Demonic Magic Emperor
Goyangkan langit


__ADS_3

Sebulan kemudian, di Kota Kekaisaran.


Ditemani oleh burung dan bunga, sang kaisar dan seorang lelaki tua berambut putih duduk berseberangan di sebuah gazebo elegan di taman belakang. Mencermati, itu adalah Pak Sima yang sering bermain dengan kaisar.


Di tengah-tengah mereka adalah meja batu dengan papan catur besi hitam, yang ditutupi dengan potongan catur hitam dan putih. Pada saat ini, Pak Sima memegang titik hitam di tangannya.

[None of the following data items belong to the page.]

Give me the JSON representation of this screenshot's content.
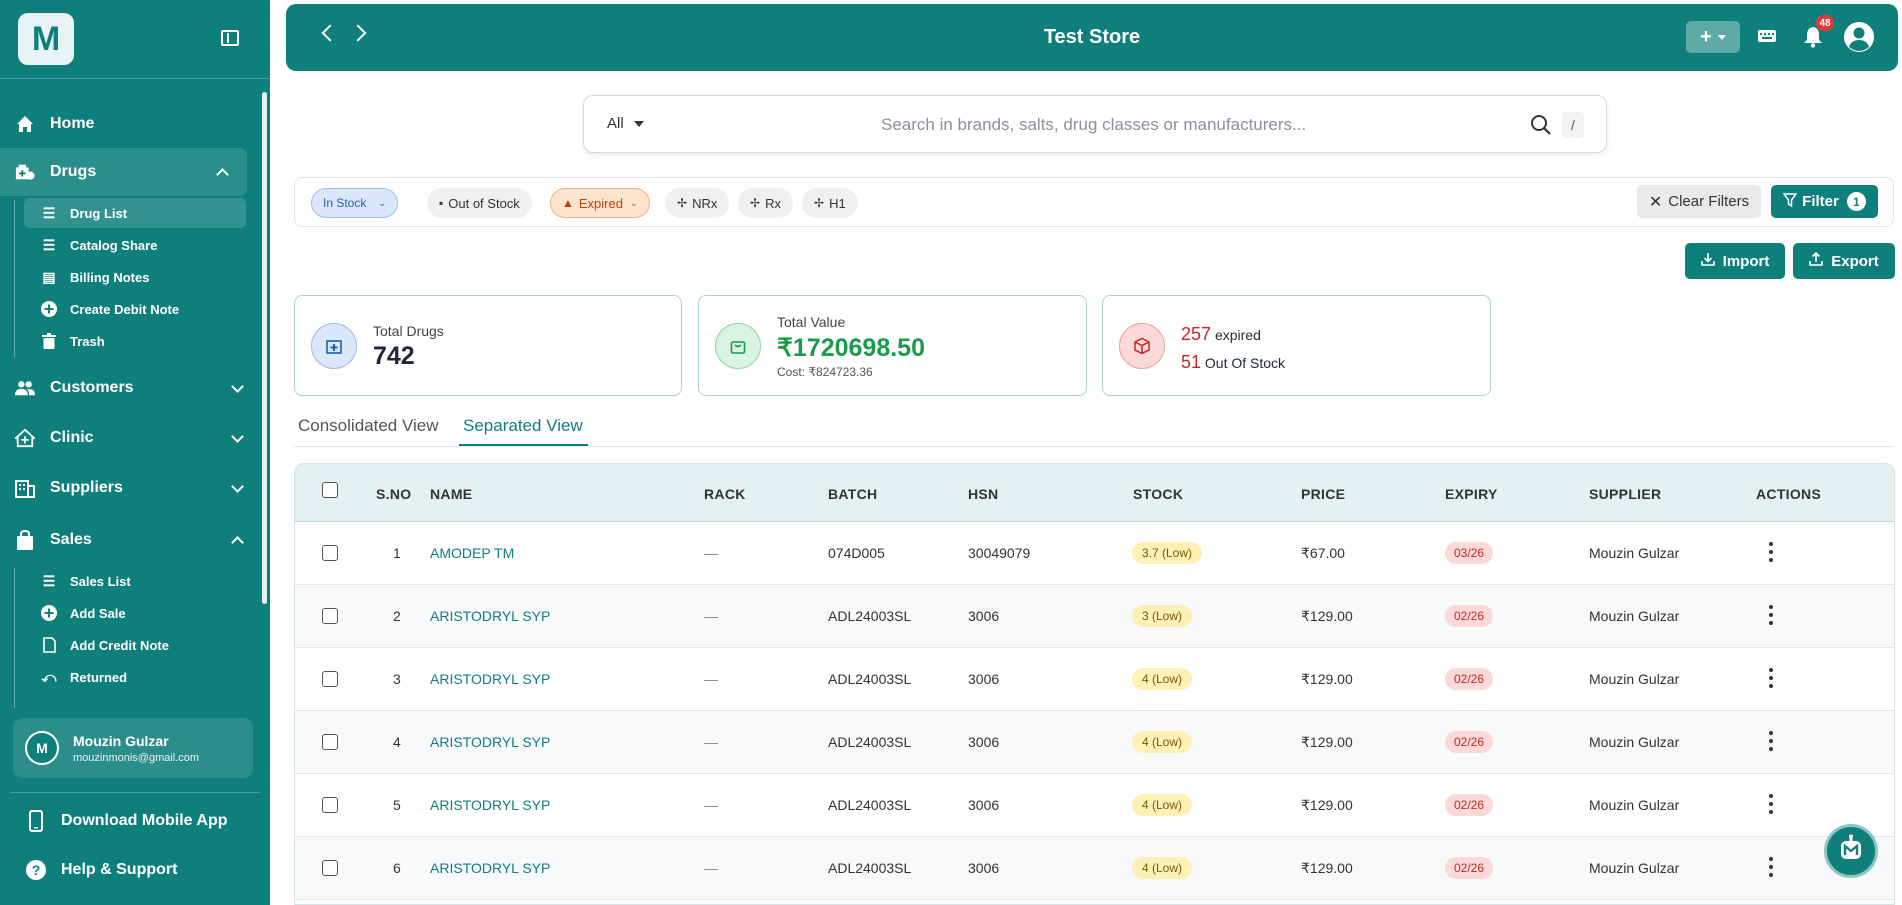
{
  "sidebar": {
    "logo": "M",
    "nav": [
      {
        "label": "Home"
      },
      {
        "label": "Drugs"
      },
      {
        "label": "Customers"
      },
      {
        "label": "Clinic"
      },
      {
        "label": "Suppliers"
      },
      {
        "label": "Sales"
      }
    ],
    "drugs_sub": [
      {
        "label": "Drug List"
      },
      {
        "label": "Catalog Share"
      },
      {
        "label": "Billing Notes"
      },
      {
        "label": "Create Debit Note"
      },
      {
        "label": "Trash"
      }
    ],
    "sales_sub": [
      {
        "label": "Sales List"
      },
      {
        "label": "Add Sale"
      },
      {
        "label": "Add Credit Note"
      },
      {
        "label": "Returned"
      }
    ],
    "user": {
      "initial": "M",
      "name": "Mouzin Gulzar",
      "email": "mouzinmonis@gmail.com"
    },
    "download_app": "Download Mobile App",
    "help": "Help & Support"
  },
  "header": {
    "title": "Test Store",
    "plus": "+",
    "notification_count": "48"
  },
  "search": {
    "scope": "All",
    "placeholder": "Search in brands, salts, drug classes or manufacturers...",
    "shortcut": "/"
  },
  "filters": {
    "chips": [
      "In Stock",
      "Out of Stock",
      "Expired",
      "NRx",
      "Rx",
      "H1"
    ],
    "clear_label": "Clear Filters",
    "filter_label": "Filter",
    "filter_count": "1"
  },
  "actions": {
    "import": "Import",
    "export": "Export"
  },
  "stats": {
    "total_drugs_label": "Total Drugs",
    "total_drugs": "742",
    "total_value_label": "Total Value",
    "total_value": "₹1720698.50",
    "cost": "Cost: ₹824723.36",
    "expired_count": "257",
    "expired_label": "expired",
    "oos_count": "51",
    "oos_label": "Out Of Stock"
  },
  "tabs": {
    "consolidated": "Consolidated View",
    "separated": "Separated View"
  },
  "table": {
    "headers": [
      "S.NO",
      "NAME",
      "RACK",
      "BATCH",
      "HSN",
      "STOCK",
      "PRICE",
      "EXPIRY",
      "SUPPLIER",
      "ACTIONS"
    ],
    "rows": [
      {
        "sno": "1",
        "name": "AMODEP TM",
        "rack": "—",
        "batch": "074D005",
        "hsn": "30049079",
        "stock": "3.7 (Low)",
        "price": "₹67.00",
        "expiry": "03/26",
        "supplier": "Mouzin Gulzar"
      },
      {
        "sno": "2",
        "name": "ARISTODRYL SYP",
        "rack": "—",
        "batch": "ADL24003SL",
        "hsn": "3006",
        "stock": "3 (Low)",
        "price": "₹129.00",
        "expiry": "02/26",
        "supplier": "Mouzin Gulzar"
      },
      {
        "sno": "3",
        "name": "ARISTODRYL SYP",
        "rack": "—",
        "batch": "ADL24003SL",
        "hsn": "3006",
        "stock": "4 (Low)",
        "price": "₹129.00",
        "expiry": "02/26",
        "supplier": "Mouzin Gulzar"
      },
      {
        "sno": "4",
        "name": "ARISTODRYL SYP",
        "rack": "—",
        "batch": "ADL24003SL",
        "hsn": "3006",
        "stock": "4 (Low)",
        "price": "₹129.00",
        "expiry": "02/26",
        "supplier": "Mouzin Gulzar"
      },
      {
        "sno": "5",
        "name": "ARISTODRYL SYP",
        "rack": "—",
        "batch": "ADL24003SL",
        "hsn": "3006",
        "stock": "4 (Low)",
        "price": "₹129.00",
        "expiry": "02/26",
        "supplier": "Mouzin Gulzar"
      },
      {
        "sno": "6",
        "name": "ARISTODRYL SYP",
        "rack": "—",
        "batch": "ADL24003SL",
        "hsn": "3006",
        "stock": "4 (Low)",
        "price": "₹129.00",
        "expiry": "02/26",
        "supplier": "Mouzin Gulzar"
      }
    ]
  },
  "colors": {
    "brand": "#0f7f7c",
    "danger": "#c62828",
    "success": "#1a9b4b"
  }
}
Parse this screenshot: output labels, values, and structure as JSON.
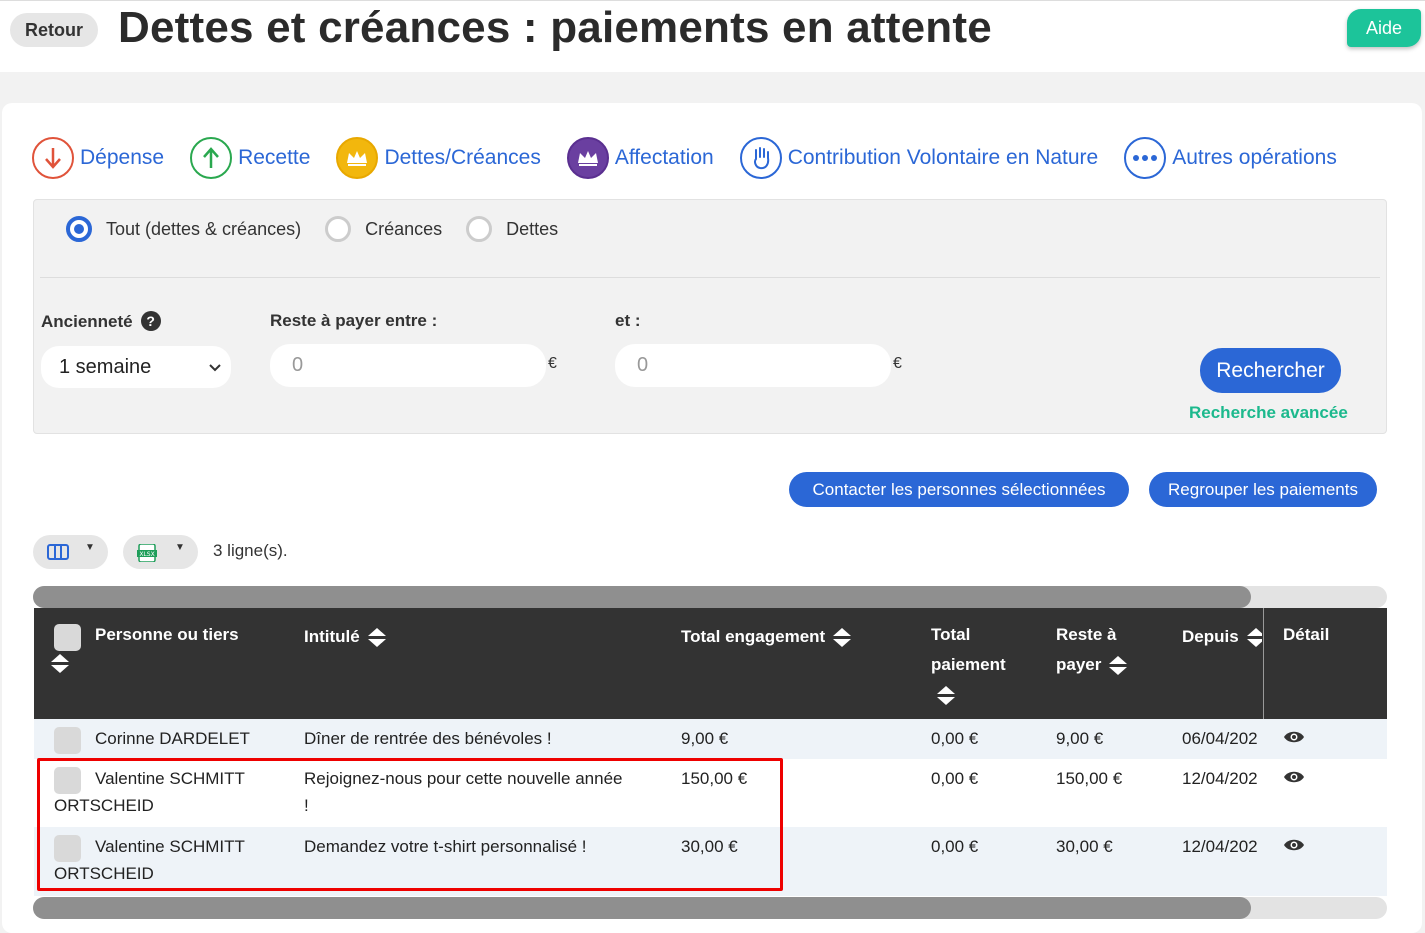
{
  "header": {
    "back_label": "Retour",
    "title": "Dettes et créances : paiements en attente",
    "help_label": "Aide"
  },
  "operations": [
    {
      "label": "Dépense",
      "icon": "arrow-down-icon",
      "color": "#e0533a"
    },
    {
      "label": "Recette",
      "icon": "arrow-up-icon",
      "color": "#2aa84f"
    },
    {
      "label": "Dettes/Créances",
      "icon": "crown-icon",
      "color": "#f2b70d"
    },
    {
      "label": "Affectation",
      "icon": "crown-transfer-icon",
      "color": "#6a3fa0"
    },
    {
      "label": "Contribution Volontaire en Nature",
      "icon": "hand-icon",
      "color": "#2b67d6"
    },
    {
      "label": "Autres opérations",
      "icon": "more-dots-icon",
      "color": "#2b67d6"
    }
  ],
  "filters": {
    "radios": [
      {
        "label": "Tout (dettes & créances)",
        "selected": true
      },
      {
        "label": "Créances",
        "selected": false
      },
      {
        "label": "Dettes",
        "selected": false
      }
    ],
    "anciennete_label": "Ancienneté",
    "anciennete_value": "1 semaine",
    "reste_label": "Reste à payer entre :",
    "reste_min_placeholder": "0",
    "et_label": "et :",
    "reste_max_placeholder": "0",
    "currency": "€",
    "search_label": "Rechercher",
    "advanced_label": "Recherche avancée"
  },
  "actions": {
    "contact_label": "Contacter les personnes sélectionnées",
    "group_label": "Regrouper les paiements"
  },
  "table": {
    "row_count": "3 ligne(s).",
    "headers": {
      "person": "Personne ou tiers",
      "title": "Intitulé",
      "total_engagement": "Total engagement",
      "total_paiement_1": "Total",
      "total_paiement_2": "paiement",
      "reste_1": "Reste à",
      "reste_2": "payer",
      "depuis": "Depuis",
      "detail": "Détail"
    },
    "rows": [
      {
        "person_1": "Corinne DARDELET",
        "person_2": "",
        "title_1": "Dîner de rentrée des bénévoles !",
        "title_2": "",
        "engagement": "9,00 €",
        "paiement": "0,00 €",
        "reste": "9,00 €",
        "depuis": "06/04/202"
      },
      {
        "person_1": "Valentine SCHMITT",
        "person_2": "ORTSCHEID",
        "title_1": "Rejoignez-nous pour cette nouvelle année",
        "title_2": "!",
        "engagement": "150,00 €",
        "paiement": "0,00 €",
        "reste": "150,00 €",
        "depuis": "12/04/202"
      },
      {
        "person_1": "Valentine SCHMITT",
        "person_2": "ORTSCHEID",
        "title_1": "Demandez votre t-shirt personnalisé !",
        "title_2": "",
        "engagement": "30,00 €",
        "paiement": "0,00 €",
        "reste": "30,00 €",
        "depuis": "12/04/202"
      }
    ]
  },
  "colors": {
    "primary": "#2b67d6",
    "accent_green": "#1cc49a",
    "header_dark": "#333333",
    "highlight_red": "#e00000"
  }
}
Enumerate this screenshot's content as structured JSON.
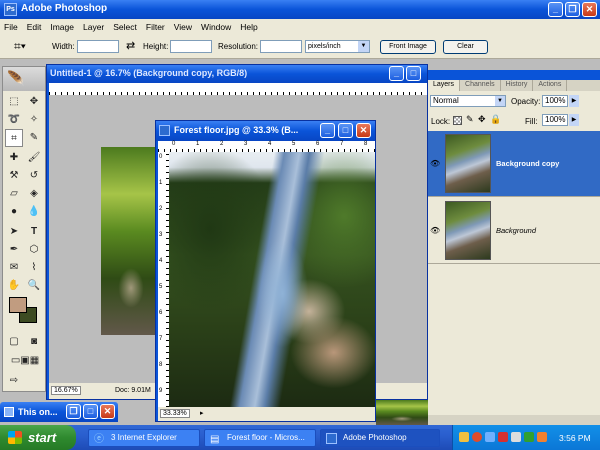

Kaisar mengangkat Bai Zi dengan ringan, tapi dia masih ragu-ragu di udara untuk waktu yang lama. Dia hanya bisa menggelengkan kepalanya sambil tersenyum: "Pak Sima sangat mahir dalam catur, aku tidak bisa mencapainya. Hanya saja kau selalu bisa menjaga wajahku. Omong-omong, saya belum pernah memenangkan satu set pun. "


"Hehehe ... Yang Mulia begitu rendah hati!"


Sambil membelai janggutnya, Pak Sima tersenyum bodoh: "Orang tua itu hanya memegang inci persegi ini, tetapi Yang Mulia memainkan permainan besar di dunia. Bagaimana orang tua itu memainkan permainan kecil ini, dan bagaimana Anda bisa membandingkan dengan keagungan Anda? Yang Mulia kehilangan sepuluh pertandingan. Catur, tetapi memenangkan situasi keseluruhan di dunia, orang tua itu sudah terlambat! "


"Hehehe ... Tuan Sima tidak akan mengolok-olok ini. Situasi keseluruhan, belum diketahui siapa yang akan mati pada akhirnya!"


“Tapi Yang Mulia sudah menyiapkan permainan, dan itu hanya setelah pertandingan terakhir, bukan?” Pak Sima tersenyum dengan penuh perhatian, dan kemudian membentak, sebuah titik hitam, dengan tetap terpasang di papan catur.


Kelopak mata sang kaisar sedikit berkedip, dan kemudian keduanya saling memandang, keduanya tertawa terbahak-bahak.


"Ayah ... Kaisar ..."


Tiba-tiba, rengekan meraung terdengar di harem, dan kemudian bumi mulai bergetar. Wajah kaisar terkejut, dan dia dengan cepat melambaikan tangannya dan meminta wanita itu untuk menarik papan catur dengan mantap: "Tidak, bocah itu ada di sini lagi."


"Hehehe ... Yang Mulia tidak perlu panik, orang tua itu sudah siap!"


Dengan lambaian tangannya, gadis yang datang untuk menarik papan catur itu ditarik, dan Pak Sima tersenyum ke arah papan catur dengan satu jari: "Orang tua itu papan catur besi hitam. Potongan-potongan catur itu tidak akan diganggu oleh ketiga pangeran itu lagi!"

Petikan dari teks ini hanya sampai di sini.